DeepSpeed ZeRO has three stages, each partitioning progressively more state across devices:
Each GPU holds the full model parameters and gradients, but optimizer states (e.g., Adam momentum and variance) are sharded across GPUs.
  • Memory reduction: ~4x for mixed precision training (optimizer states typically consume the most memory)
  • Communication overhead: minimal
  • Best for: reducing optimizer memory with low communication cost
accelerate launch --config_file examples/accelerate_configs/deepspeed_zero1.yaml train.py
Optimizer states and gradients are both sharded across GPUs. Model parameters remain replicated.
  • Memory reduction: ~8x for mixed precision training
  • Communication overhead: similar to DDP
  • Best for: most multi-GPU training scenarios
accelerate launch --config_file examples/accelerate_configs/deepspeed_zero2.yaml train.py
Optimizer states, gradients, and model parameters are all sharded across GPUs. Parameters are gathered on demand during the forward and backward passes.
  • Memory reduction: proportional to the number of GPUs
  • Communication overhead: higher than Stage 2
  • Best for: very large models that do not fit on a single GPU even with Stage 2
accelerate launch --config_file examples/accelerate_configs/deepspeed_zero3.yaml train.py

Running training with DeepSpeed

Use accelerate launch with a DeepSpeed config file.

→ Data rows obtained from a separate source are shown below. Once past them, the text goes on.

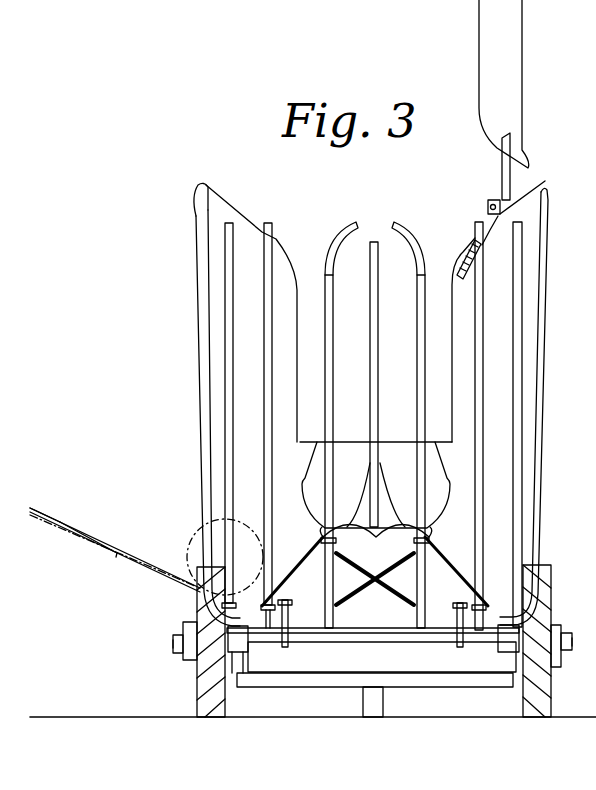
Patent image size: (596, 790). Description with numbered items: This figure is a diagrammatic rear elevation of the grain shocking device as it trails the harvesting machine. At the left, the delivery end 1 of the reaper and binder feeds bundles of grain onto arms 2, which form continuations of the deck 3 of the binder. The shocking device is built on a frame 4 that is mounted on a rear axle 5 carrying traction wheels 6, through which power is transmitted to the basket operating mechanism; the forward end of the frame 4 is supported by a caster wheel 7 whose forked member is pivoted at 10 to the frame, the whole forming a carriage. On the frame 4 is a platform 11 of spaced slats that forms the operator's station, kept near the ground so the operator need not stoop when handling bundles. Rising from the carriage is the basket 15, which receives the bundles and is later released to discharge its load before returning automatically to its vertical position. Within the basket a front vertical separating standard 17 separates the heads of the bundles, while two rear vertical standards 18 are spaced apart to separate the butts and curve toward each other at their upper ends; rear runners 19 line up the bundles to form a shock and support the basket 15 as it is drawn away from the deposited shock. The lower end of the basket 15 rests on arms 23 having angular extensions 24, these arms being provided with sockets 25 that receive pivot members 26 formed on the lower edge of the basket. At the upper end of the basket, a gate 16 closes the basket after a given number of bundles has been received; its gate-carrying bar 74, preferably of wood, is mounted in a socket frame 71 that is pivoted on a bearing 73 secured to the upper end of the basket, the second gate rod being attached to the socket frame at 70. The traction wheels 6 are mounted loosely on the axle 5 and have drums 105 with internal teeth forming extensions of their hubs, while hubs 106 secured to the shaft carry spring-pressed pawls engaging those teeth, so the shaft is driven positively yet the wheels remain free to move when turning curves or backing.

The delivery end of a reaper and binder 1 is at (45, 510).
The arms 2 is at (150, 566).
The deck 3 is at (87, 540).
The frame 4 is at (272, 683).
The rear axle 5 is at (182, 641).
The traction wheels 6 is at (195, 692).
The caster wheel 7 is at (380, 703).
The pivot 10 is at (513, 300).
The platform 11 is at (418, 677).
The basket 15 is at (208, 345).
The gate 16 is at (505, 75).
The front vertical separating standard 17 is at (376, 336).
The rear vertical standards 18 is at (326, 337).
The rear runners 19 is at (265, 351).
The arms 23 is at (290, 648).
The angular extensions 24 is at (290, 607).
The sockets 25 is at (297, 636).
The pivot members 26 is at (282, 645).
The attachment point 70 is at (488, 209).
The socket frame 71 is at (497, 198).
The bearing 73 is at (530, 194).
The gate-carrying bar 74 is at (501, 169).
The drums 105 is at (210, 672).
The hubs 106 is at (192, 655).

TRL provides ready-to-use config files in examples/accelerate_configs/.
acceleate launch --config_file <ACCELERATE_WITH_DEEPSPEED_CONFIG_FILE.yaml> train.py
For example, to train with ZeRO Stage 2:
acceleate launch --config_file examples/accelerate_configs/deepspeed_zero2.yaml train.py

Example accelerate configs

The following configs are provided in the TRL repository and can be used directly or adapted for your setup.
compute_environment: LOCAL_MACHINE
debug: false
deepspeed_config:
  deepspeed_multinode_launcher: standard
  gradient_accumulation_steps: 1
  zero3_init_flag: false
  zero_stage: 1
distributed_type: DEEPSPEED
downcast_bf16: 'no'
machine_rank: 0
main_training_function: main
mixed_precision: 'bf16'
num_machines: 1
num_processes: 8
rdzv_backend: static
same_network: true
use_cpu: false

Multi-node setup

For multi-node training, update num_machines, machine_rank, and rdzv_backend in your config file. The deepspeed_multinode_launcher: standard field is already set in the provided configs. Consult the Accelerate DeepSpeed documentation for detailed guidance on multi-node configuration.

Additional resources

Accelerate DeepSpeed guide

Full documentation for the DeepSpeed plugin in Accelerate.

TRL accelerate configs

Ready-to-use Accelerate config files for all ZeRO stages.

ZeRO paper

Zero Redundancy Optimizer — the foundational research paper.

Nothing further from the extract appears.